Statutory Maternity Leave

If you are entitled to take Statutory Maternity Leave, there are steps you need to follow to tell your employer you want to take it. Find out about the rules for starting your Statutory Maternity Leave and how much maternity leave you must take.

Personalised help on your Statutory Maternity Leave entitlements

You can get personalised help on what you may qualify for by using the online maternity rights tool. The tool will produce a personalised statement of the Statutory Maternity Leave and Pay that you may qualify for, along with an interactive calendar to help you plan.  

(This link will redirect you to an interactive tool on the website. This tool may be used by people in Northern Ireland. However, please use caution as other information on GOV.UK may not be applicable to Northern Ireland).

Company maternity leave and pay schemes

Your employer may have their own maternity leave scheme which could be more generous than the statutory scheme. Check your employment contract or staff handbook for details or ask your employer. Your employer can't offer you less than your legal rights.

Entitlement to Statutory Maternity Leave

As an employee you have the right to 26 weeks of Ordinary Maternity Leave and 26 weeks of Additional Maternity Leave making one year in total. This equals a total of 52 weeks which is known as Statutory Maternity Leave.

To qualify for Statutory Maternity Leave you must be an employee. If you are an employee and you give your employer the right notice, you can take Statutory Maternity Leave no matter:

  • how long you have been with your employer
  • how many hours you work
  • how much you are paid

Surrogate parents

If you and your husband, wife or partner are having a child through surrogacy, you will not normally be eligible for Statutory Maternity Leave. Some surrogate parents will however become eligible for adoption leave.

These rights are only available if these parents do apply for a parental order because of the child within six months of the birth and they expect the order to be granted.

Not qualifying for Statutory Maternity Leave

If you don't qualify for Statutory Maternity Leave speak to your employer. They may offer enhanced maternity rights that you are entitled to.

If you are a worker, your employer may allow you to take unpaid leave. Alternatively, you could consider taking paid holiday, unpaid leave or parental leave. You may still be entitled to Statutory Maternity Pay. Click on the link below for more information.

Telling your employer you will be taking Statutory Maternity Leave

You must tell your employer you want to take Statutory Maternity Leave at least 15 weeks before the beginning of the week your baby is due. If this is not possible (for example because you didn't realise you were pregnant), tell them as soon as possible.

You need to say:

  • you are pregnant
  • when the baby is due
  • when you want to start your maternity leave (you can change the date later, if you give at least 28 days' notice)

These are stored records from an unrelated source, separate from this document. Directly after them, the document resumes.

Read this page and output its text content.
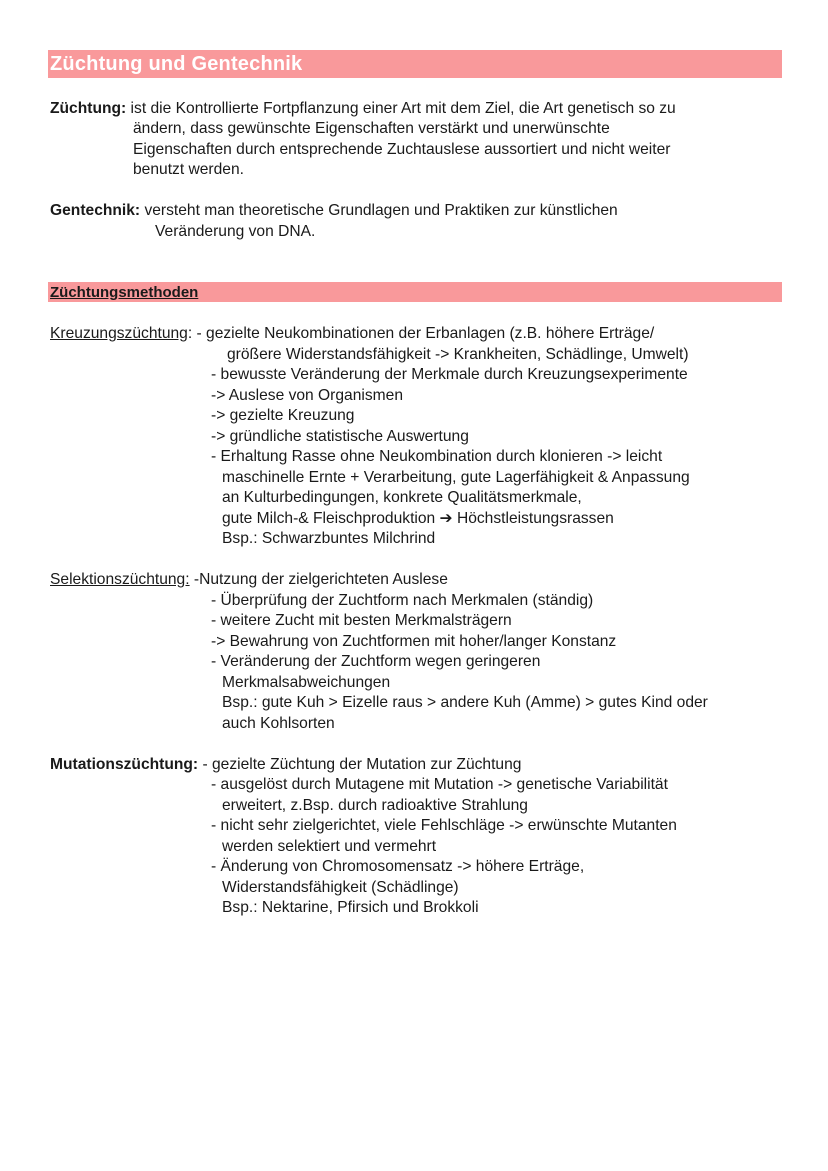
Züchtung und Gentechnik
Züchtung: ist die Kontrollierte Fortpflanzung einer Art mit dem Ziel, die Art genetisch so zu
ändern, dass gewünschte Eigenschaften verstärkt und unerwünschte
Eigenschaften durch entsprechende Zuchtauslese aussortiert und nicht weiter
benutzt werden.
Gentechnik: versteht man theoretische Grundlagen und Praktiken zur künstlichen
Veränderung von DNA.
Züchtungsmethoden
Kreuzungszüchtung: - gezielte Neukombinationen der Erbanlagen (z.B. höhere Erträge/
größere Widerstandsfähigkeit -> Krankheiten, Schädlinge, Umwelt)
- bewusste Veränderung der Merkmale durch Kreuzungsexperimente
-> Auslese von Organismen
-> gezielte Kreuzung
-> gründliche statistische Auswertung
- Erhaltung Rasse ohne Neukombination durch klonieren -> leicht
maschinelle Ernte + Verarbeitung, gute Lagerfähigkeit & Anpassung
an Kulturbedingungen, konkrete Qualitätsmerkmale,
gute Milch-& Fleischproduktion ➔ Höchstleistungsrassen
Bsp.: Schwarzbuntes Milchrind
Selektionszüchtung: -Nutzung der zielgerichteten Auslese
- Überprüfung der Zuchtform nach Merkmalen (ständig)
- weitere Zucht mit besten Merkmalsträgern
-> Bewahrung von Zuchtformen mit hoher/langer Konstanz
- Veränderung der Zuchtform wegen geringeren
Merkmalsabweichungen
Bsp.: gute Kuh > Eizelle raus > andere Kuh (Amme) > gutes Kind oder
auch Kohlsorten
Mutationszüchtung: - gezielte Züchtung der Mutation zur Züchtung
- ausgelöst durch Mutagene mit Mutation -> genetische Variabilität
erweitert, z.Bsp. durch radioaktive Strahlung
- nicht sehr zielgerichtet, viele Fehlschläge -> erwünschte Mutanten
werden selektiert und vermehrt
- Änderung von Chromosomensatz -> höhere Erträge,
Widerstandsfähigkeit (Schädlinge)
Bsp.: Nektarine, Pfirsich und Brokkoli
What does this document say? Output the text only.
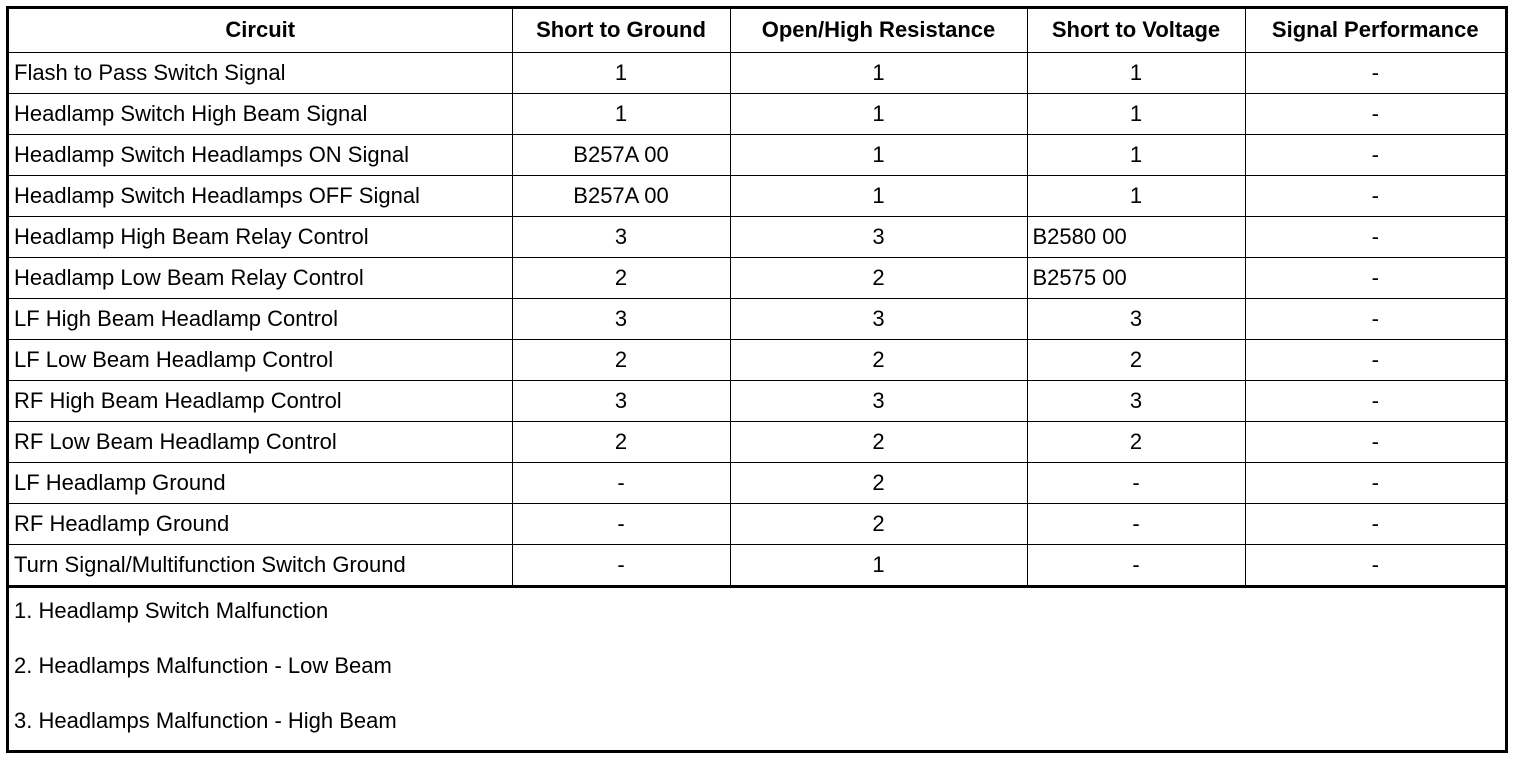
Circuit	Short to Ground	Open/High Resistance	Short to Voltage	Signal Performance
Flash to Pass Switch Signal	1	1	1	-
Headlamp Switch High Beam Signal	1	1	1	-
Headlamp Switch Headlamps ON Signal	B257A 00	1	1	-
Headlamp Switch Headlamps OFF Signal	B257A 00	1	1	-
Headlamp High Beam Relay Control	3	3	B2580 00	-
Headlamp Low Beam Relay Control	2	2	B2575 00	-
LF High Beam Headlamp Control	3	3	3	-
LF Low Beam Headlamp Control	2	2	2	-
RF High Beam Headlamp Control	3	3	3	-
RF Low Beam Headlamp Control	2	2	2	-
LF Headlamp Ground	-	2	-	-
RF Headlamp Ground	-	2	-	-
Turn Signal/Multifunction Switch Ground	-	1	-	-
1. Headlamp Switch Malfunction
2. Headlamps Malfunction - Low Beam
3. Headlamps Malfunction - High Beam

Your employer might ask for notice in writing. They may also ask for a copy of form MAT B1, the maternity certificate, which says when the baby's due. Your doctor or midwife will give you a copy of the MAT B1 form after you have been pregnant for 21 weeks. They cannot give this to you any earlier.

After informing your employer that you want to take Statutory Maternity Leave, they should write to you within 28 days. They should confirm your Statutory Maternity Leave and give you the date your Statutory Maternity Leave will end.

Starting your Statutory Maternity Leave

You can start your Statutory Maternity Leave any time from 11 weeks before the beginning of the week when your baby's due.

Leave will also start:

  • the day after the birth of the baby if the baby is early
  • automatically if you’re off work for a pregnancy related illness in the four weeks before the week (Sunday to Saturday) that your baby is due

Compulsory maternity leave

You do not have to take all of your Statutory Maternity Leave. However, you must take two weeks (or four weeks if you work in a factory) of 'compulsory' maternity leave after your baby is born.

If you lose your baby

You can still take your Statutory Maternity Leave if your child is stillborn after 24 weeks of pregnancy or born alive at any point of the pregnancy.

Additional Paternity Leave

If your baby was due on, or before, 4 April 2015, the father of your child or your partner could have the right to up to 26 weeks' Additional Paternity Leave. This is in addition to the two weeks' Statutory Paternity Leave they could be entitled to.

Additional Paternity Leave can be taken 20 weeks after the child is born. It must finish before the child's first birthday.

Shared Parental Leave and Pay

If your baby was due on or after 5 April 2015, you and your partner could be able to enjoy shared rights to leave and pay.

This can give you more flexibility and choice when considering your work and caring commitments during your child’s first year. More information is available on the Shared Parental Leave and Pay page.

What to do if you have problems

If you have a problem taking your Statutory Maternity Leave, talk to your employer first of all - it may be a simple misunderstanding. If this doesn't work, you may need to make a complaint using your employer’s grievance procedure.